Sunteck Transport Group and TTS LLC said today they have merged to form a nearly $1 billion a year third-party logistics (3PL) provider controlling nearly 2,000 trucks and managing more than 700,000 customer shipments annually. Terms of the transaction were not disclosed.
The new entity, to be known as Sunteck TTS, combines companies that each rely on a network of agents, rather than company employees, to sell and service accounts. Each company has 100 agents. Truckload carrier Landstar System Inc., based in Jacksonville, is the most well known example of the agent model in transportation. Sunteck and TTS compete with Landstar's brokerage unit, as well as with all other traditional brokers.
Sunteck TTS will be based in Jacksonville, Sunteck's current headquarters. TTS is based in Dallas. Sunteck CEO Ken Forster will become the merged company's president and CEO. Andy Cole, TTS's president and CEO, will become chairman. The deal is expected to close within the next 30 days, the companies said.
The combined company will have an annual gross revenue—or revenue before the costs of purchased transportation—of between $900 million and $1 billion. In a phone interview today, the executives declined to disclose "net revenues," which are revenues after the costs of purchased transportation, other than to say that number was meaningful.

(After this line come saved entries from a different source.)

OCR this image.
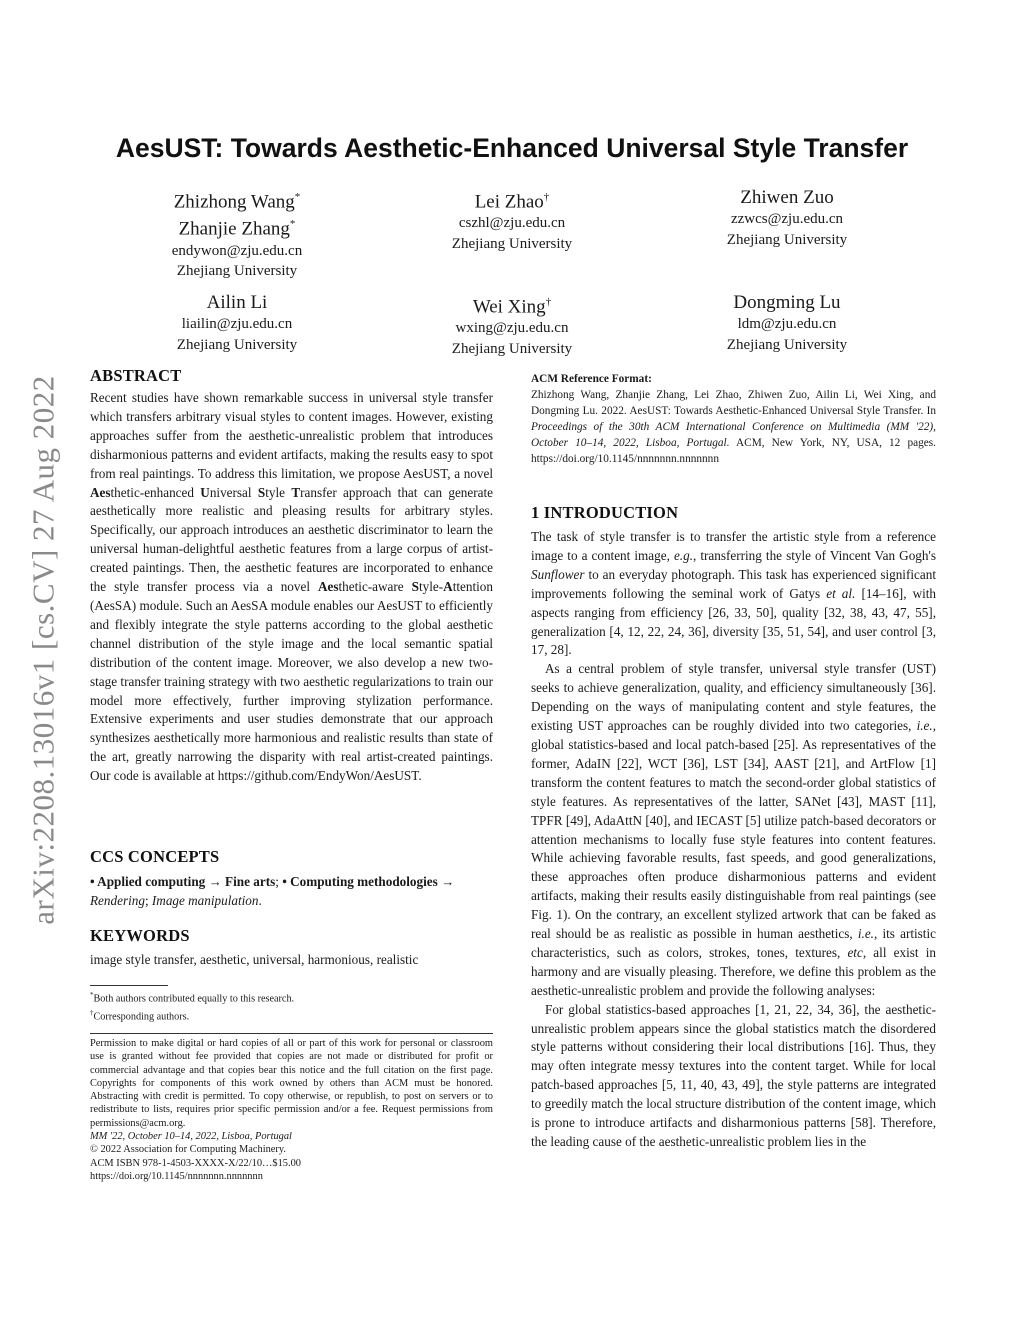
arXiv:2208.13016v1 [cs.CV] 27 Aug 2022
AesUST: Towards Aesthetic-Enhanced Universal Style Transfer
Zhizhong Wang*
Zhanjie Zhang*
endywon@zju.edu.cn
Zhejiang University
Lei Zhao†
cszhl@zju.edu.cn
Zhejiang University
Zhiwen Zuo
zzwcs@zju.edu.cn
Zhejiang University
Ailin Li
liailin@zju.edu.cn
Zhejiang University
Wei Xing†
wxing@zju.edu.cn
Zhejiang University
Dongming Lu
ldm@zju.edu.cn
Zhejiang University
ABSTRACT

Recent studies have shown remarkable success in universal style transfer which transfers arbitrary visual styles to content images. However, existing approaches suffer from the aesthetic-unrealistic problem that introduces disharmonious patterns and evident artifacts, making the results easy to spot from real paintings. To address this limitation, we propose AesUST, a novel Aesthetic-enhanced Universal Style Transfer approach that can generate aesthetically more realistic and pleasing results for arbitrary styles. Specifically, our approach introduces an aesthetic discriminator to learn the universal human-delightful aesthetic features from a large corpus of artist-created paintings. Then, the aesthetic features are incorporated to enhance the style transfer process via a novel Aesthetic-aware Style-Attention (AesSA) module. Such an AesSA module enables our AesUST to efficiently and flexibly integrate the style patterns according to the global aesthetic channel distribution of the style image and the local semantic spatial distribution of the content image. Moreover, we also develop a new two-stage transfer training strategy with two aesthetic regularizations to train our model more effectively, further improving stylization performance. Extensive experiments and user studies demonstrate that our approach synthesizes aesthetically more harmonious and realistic results than state of the art, greatly narrowing the disparity with real artist-created paintings. Our code is available at https://github.com/EndyWon/AesUST.

CCS CONCEPTS

• Applied computing → Fine arts; • Computing methodologies → Rendering; Image manipulation.

KEYWORDS

image style transfer, aesthetic, universal, harmonious, realistic

*Both authors contributed equally to this research.

†Corresponding authors.

Permission to make digital or hard copies of all or part of this work for personal or classroom use is granted without fee provided that copies are not made or distributed for profit or commercial advantage and that copies bear this notice and the full citation on the first page. Copyrights for components of this work owned by others than ACM must be honored. Abstracting with credit is permitted. To copy otherwise, or republish, to post on servers or to redistribute to lists, requires prior specific permission and/or a fee. Request permissions from permissions@acm.org.

MM '22, October 10–14, 2022, Lisboa, Portugal

© 2022 Association for Computing Machinery.

ACM ISBN 978-1-4503-XXXX-X/22/10…$15.00

https://doi.org/10.1145/nnnnnnn.nnnnnnn

ACM Reference Format:
Zhizhong Wang, Zhanjie Zhang, Lei Zhao, Zhiwen Zuo, Ailin Li, Wei Xing, and Dongming Lu. 2022. AesUST: Towards Aesthetic-Enhanced Universal Style Transfer. In Proceedings of the 30th ACM International Conference on Multimedia (MM '22), October 10–14, 2022, Lisboa, Portugal. ACM, New York, NY, USA, 12 pages. https://doi.org/10.1145/nnnnnnn.nnnnnnn
1 INTRODUCTION

The task of style transfer is to transfer the artistic style from a reference image to a content image, e.g., transferring the style of Vincent Van Gogh's Sunflower to an everyday photograph. This task has experienced significant improvements following the seminal work of Gatys et al. [14–16], with aspects ranging from efficiency [26, 33, 50], quality [32, 38, 43, 47, 55], generalization [4, 12, 22, 24, 36], diversity [35, 51, 54], and user control [3, 17, 28].

As a central problem of style transfer, universal style transfer (UST) seeks to achieve generalization, quality, and efficiency simultaneously [36]. Depending on the ways of manipulating content and style features, the existing UST approaches can be roughly divided into two categories, i.e., global statistics-based and local patch-based [25]. As representatives of the former, AdaIN [22], WCT [36], LST [34], AAST [21], and ArtFlow [1] transform the content features to match the second-order global statistics of style features. As representatives of the latter, SANet [43], MAST [11], TPFR [49], AdaAttN [40], and IECAST [5] utilize patch-based decorators or attention mechanisms to locally fuse style features into content features. While achieving favorable results, fast speeds, and good generalizations, these approaches often produce disharmonious patterns and evident artifacts, making their results easily distinguishable from real paintings (see Fig. 1). On the contrary, an excellent stylized artwork that can be faked as real should be as realistic as possible in human aesthetics, i.e., its artistic characteristics, such as colors, strokes, tones, textures, etc, all exist in harmony and are visually pleasing. Therefore, we define this problem as the aesthetic-unrealistic problem and provide the following analyses:

For global statistics-based approaches [1, 21, 22, 34, 36], the aesthetic-unrealistic problem appears since the global statistics match the disordered style patterns without considering their local distributions [16]. Thus, they may often integrate messy textures into the content target. While for local patch-based approaches [5, 11, 40, 43, 49], the style patterns are integrated to greedily match the local structure distribution of the content image, which is prone to introduce artifacts and disharmonious patterns [58]. Therefore, the leading cause of the aesthetic-unrealistic problem lies in the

In the interview, Messrs. Forster and Cole said a merger made sense because the two companies already have similar operating models and are about the same size. The firms will likely combine IT and back-office operations, they said.
TTS has significant intermodal exposure, while Sunteck's intermodal business is relatively limited. Sunteck focuses on small to mid-size businesses, while TTS' customer base skews toward larger companies, the executives said. Sunteck has a strong drayage component that TTS can leverage when selling intermodal services, according to the executives. Sunteck is stronger east of the Mississippi, while TTS has a deeper footprint in Texas and in the western region.
The ace in the hole, according to the executives, will be the merged companies' "asset-light" fleet, where the firm controls the equipment's utilization but does not own the assets or employ company drivers. No other pure broker is able to bring truck assets to the table, and that will give the combined entity an edge in the event that truck capacity tightens and customers need access to wheels, they said.